Día 2 de febrero, sanqueremos desde S, Martín del Carral en Sopuerta a S. Pedro de Galdames (menudo santoral). Tocaba madrugar y no fallaron 19 incombustibles senderistas que esperaban a las 8:35 que el bus a Balmaseda arrancase. Compartimos viaje con los pocos habituales de la línea que ponían cara de sorpresa ante la cantidad de viajeros que se encontraban. El aire era templado y no tuvimos molestias del viento porque todo el recorrido se hace por la cara norte del Ubieta, por lo que hizo de paredón para el viento suroeste. El trayecto recurre en su primera parte en una cuesta arriba no muy pendiente, pero sí constante lo que obligaba a aligerar vestimenta a poco de empezar.
El caminar se hizo algo más lento y pesado porque la pista estaba encharcada en bastantes tramos, cuando no embarrada o llena de hojas arrancadas por los vientos fuertes de jornadas anteriores. Estas circunstancias propiciaron que, por iniciativa del personal de cabeza, se hicieran varias paradas para reagrupar a la gente. Es un tramo lleno de vegetación pero que nos permitía tener vistas al valle de Sopuerta a través de las ramas desprovistas de hojas. Pudimos ver también la afamada Torre Loizaga, famosa por su colección de coches históricos. A poco de pasarla comenzó la zona de descenso hacia Larrea, barrio perteneciente ya a Galdames.
Larrea es un pequeño y bonito núcleo de población con unas casas impresionantes por su diseño y por su mantenimiento. Acudimos a la pequeña plaza, dotada de fuente, abrevadero y lavadero, tal como hicimos la anterior vez que lo visitamos, para hacer el hamaiketako y las fotos de rigor, esta vez con susto incluido porque aquí sí daba el viento que se llevó la cámara de Patxi al suelo en plenas funciones. Apareció por arte de birla y birloque un cepillo ad hoc para quitar el barro del calzado, aprovechando el acceso cómodo al agua, que dio la vuelta al ruedo aliviando el peso y las molestias del mismo a la mayor parte del personal.
Continuamos el descenso a Galdames por la carretera, esta vez en medio de obras en los bordes de la calzada para controlar la caída del agua. Tuvimos la grata sorpresa de contemplar las campas repletas de chibiritas, lo que nos llamó la atención dada las fechas en que estamos. Tal como estaba advertido por los adivinos del tiempo, a poco de retomar la marcha, cambió el panorama, se nubló la mañana y la lluvia anunciada se redujo a unas gotas que no llegaron ni a molestar. Entramos en la parada de inicio del trayecto del bus de vuelta cuando daban las doce en el reloj del campanario, cosa habitual de los pueblos que se ha ido perdiendo en las urbes.

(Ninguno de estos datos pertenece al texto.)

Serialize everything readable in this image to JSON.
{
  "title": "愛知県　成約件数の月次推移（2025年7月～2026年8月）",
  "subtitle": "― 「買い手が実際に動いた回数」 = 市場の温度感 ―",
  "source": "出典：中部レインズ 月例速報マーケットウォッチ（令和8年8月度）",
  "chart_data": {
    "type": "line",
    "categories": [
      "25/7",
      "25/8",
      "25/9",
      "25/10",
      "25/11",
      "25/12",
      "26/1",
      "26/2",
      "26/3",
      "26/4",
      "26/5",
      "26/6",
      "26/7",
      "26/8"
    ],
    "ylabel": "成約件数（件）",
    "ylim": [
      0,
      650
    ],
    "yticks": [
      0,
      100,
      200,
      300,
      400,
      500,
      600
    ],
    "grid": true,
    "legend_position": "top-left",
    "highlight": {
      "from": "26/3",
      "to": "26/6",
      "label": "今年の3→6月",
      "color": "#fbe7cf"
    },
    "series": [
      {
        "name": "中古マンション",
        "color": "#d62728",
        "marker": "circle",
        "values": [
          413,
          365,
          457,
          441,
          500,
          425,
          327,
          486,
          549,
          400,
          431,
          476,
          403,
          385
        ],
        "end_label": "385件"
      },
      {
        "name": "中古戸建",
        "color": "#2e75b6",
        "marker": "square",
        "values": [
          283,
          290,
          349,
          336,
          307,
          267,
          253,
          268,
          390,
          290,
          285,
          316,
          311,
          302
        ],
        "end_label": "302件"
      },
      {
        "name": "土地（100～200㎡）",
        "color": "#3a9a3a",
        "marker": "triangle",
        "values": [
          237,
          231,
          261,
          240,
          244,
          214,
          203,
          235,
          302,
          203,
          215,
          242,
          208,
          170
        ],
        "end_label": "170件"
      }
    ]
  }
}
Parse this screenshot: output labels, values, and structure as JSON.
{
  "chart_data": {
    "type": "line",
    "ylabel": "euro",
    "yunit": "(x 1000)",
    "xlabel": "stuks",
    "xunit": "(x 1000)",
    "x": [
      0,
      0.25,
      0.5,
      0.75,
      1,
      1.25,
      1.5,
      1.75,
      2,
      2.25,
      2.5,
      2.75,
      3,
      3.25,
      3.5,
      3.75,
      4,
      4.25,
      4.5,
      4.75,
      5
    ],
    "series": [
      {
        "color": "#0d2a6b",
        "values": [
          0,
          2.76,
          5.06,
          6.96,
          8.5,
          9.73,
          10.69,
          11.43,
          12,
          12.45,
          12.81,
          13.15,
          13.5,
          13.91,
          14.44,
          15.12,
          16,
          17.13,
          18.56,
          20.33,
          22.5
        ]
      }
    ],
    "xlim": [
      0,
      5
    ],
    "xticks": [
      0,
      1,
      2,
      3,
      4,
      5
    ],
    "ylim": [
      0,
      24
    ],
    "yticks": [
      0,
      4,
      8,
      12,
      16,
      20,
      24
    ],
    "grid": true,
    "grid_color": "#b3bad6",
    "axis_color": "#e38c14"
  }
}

Quedaban cuarenta minutos de espera, por lo que un grupo intentamos aligerarla recorriendo un camino señalizado que nos permitiría coger el bus en alguna de las paradas siguientes. Otros se quedaron pacientes en la marquesina de la parada protegidos del viento. Pero, para sorpresa nuestra, nos encontramos que, a medio kilómetro desde la salida más o menos, el camino estaba vallado y lo que seguía estaba medio comido por la vegetación, así que vuelta para atrás. Como es costumbre en los regresos de las zonas de Enkarterri, nos bajamos en Kabiezes, salvo los que iban a quedarse a comer que siguieron hasta Santurtzi. Dos se quedaron en la misma para coger el bus a Cruces y los demás al metro. Y sin más nos fuimos despidiendo hasta el miércoles que nos volveremos a ver en Santa Águeda.